For the Wall Street Journal, Morris named a five best list of novels on time and memory.
One title on the list:
The Magic MountainRead about another book on the list.
by Thomas Mann (1924)
Being both German and cerebral, Thomas Mann was better equipped than most writers in the early 20th century to make an imaginative construct of Albert Einstein's 1905 theory of relativity. Mann congratulated himself on having articulated the notion of pliant time in an early draft of his great novel, even before Einstein expanded the theory in 1916. "Der Zauberberg" ("The Magic Mountain") was not published until 1924. Helen Lowe-Porter had barely begun to translate it into English when Bertrand Russell issued a primer, "The ABC of Relativity," to help nonscientists understand the mystery of space-time. He used homely little parables. When Lowe-Porter's translation came out two years later, the novel's enormous metaphor of a TB sanitarium high in the Swiss Alps, where time expands and contracts as subjectively as the mercury in a consumptive's thermometer, made a mockery of Russell with his baskets and balloons. Mann's antihero, Hans Castorp, a young burgher from Hamburg, comes up to the sanitarium for seven days to visit a friend—and stays for seven years. At first, when all is new and strange to him, time passes with excruciating slowness. The book unfolds similarly, with such a wealth of institutional detail that the reader feels hospitalized too.

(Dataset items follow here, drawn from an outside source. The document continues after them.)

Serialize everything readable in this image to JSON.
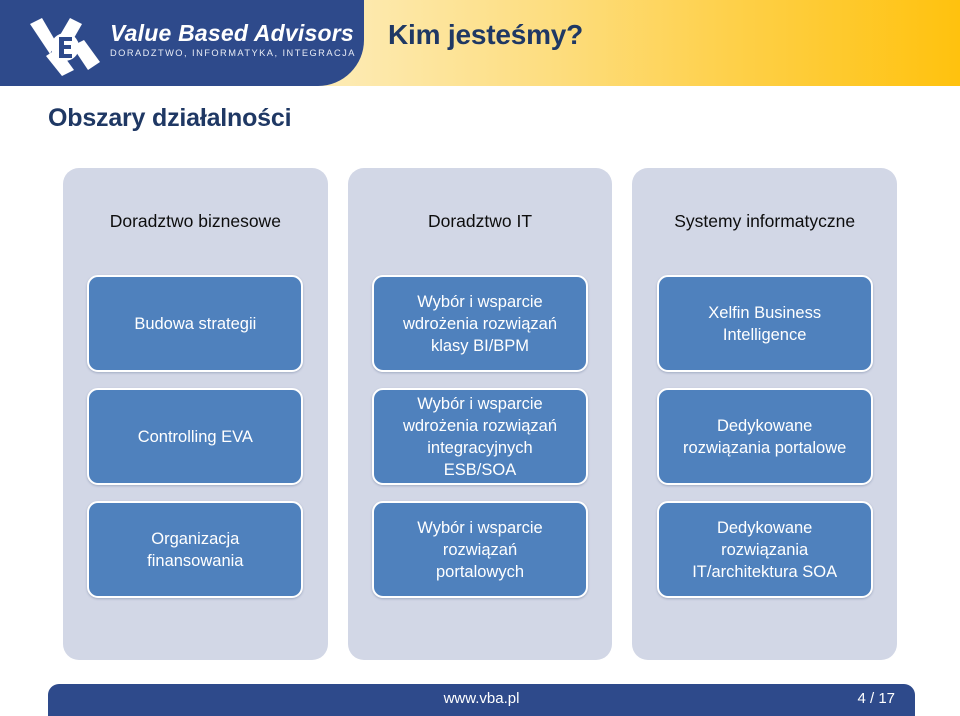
{
  "header": {
    "logo": {
      "icon_name": "vba-monogram-logo",
      "title": "Value Based Advisors",
      "subtitle": "DORADZTWO, INFORMATYKA, INTEGRACJA",
      "block_color": "#2e4a8b"
    },
    "title": "Kim jesteśmy?",
    "gradient_from": "#fdf4dd",
    "gradient_to": "#ffc20e",
    "title_color": "#1f3864"
  },
  "slide": {
    "title": "Obszary działalności",
    "title_color": "#1f3864"
  },
  "columns": [
    {
      "header": "Doradztwo biznesowe",
      "panel_color": "#d2d7e6",
      "cards": [
        "Budowa strategii",
        "Controlling EVA",
        "Organizacja\nfinansowania"
      ]
    },
    {
      "header": "Doradztwo IT",
      "panel_color": "#d2d7e6",
      "cards": [
        "Wybór i wsparcie\nwdrożenia rozwiązań\nklasy BI/BPM",
        "Wybór i wsparcie\nwdrożenia rozwiązań\nintegracyjnych\nESB/SOA",
        "Wybór i wsparcie\nrozwiązań\nportalowych"
      ]
    },
    {
      "header": "Systemy informatyczne",
      "panel_color": "#d2d7e6",
      "cards": [
        "Xelfin Business\nIntelligence",
        "Dedykowane\nrozwiązania portalowe",
        "Dedykowane\nrozwiązania\nIT/architektura SOA"
      ]
    }
  ],
  "card_color": "#4f81bd",
  "footer": {
    "website": "www.vba.pl",
    "page": "4 / 17",
    "bar_color": "#2e4a8b"
  }
}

But as daily routine merges into monthly, and monthly into yearly, time begins to accelerate (to quote Mann) "in a way to make the heart stop beating for fear."
The Magic Mountain also appears on Brian Dillon's list of the five best books on hypochondria, Arthur Phillips' list of five novels about life during the collapse of the Hapsburg Empire, and John Mullan's lists of ten of the best visits to the cinema in literature and ten of the best depictions of the Alps.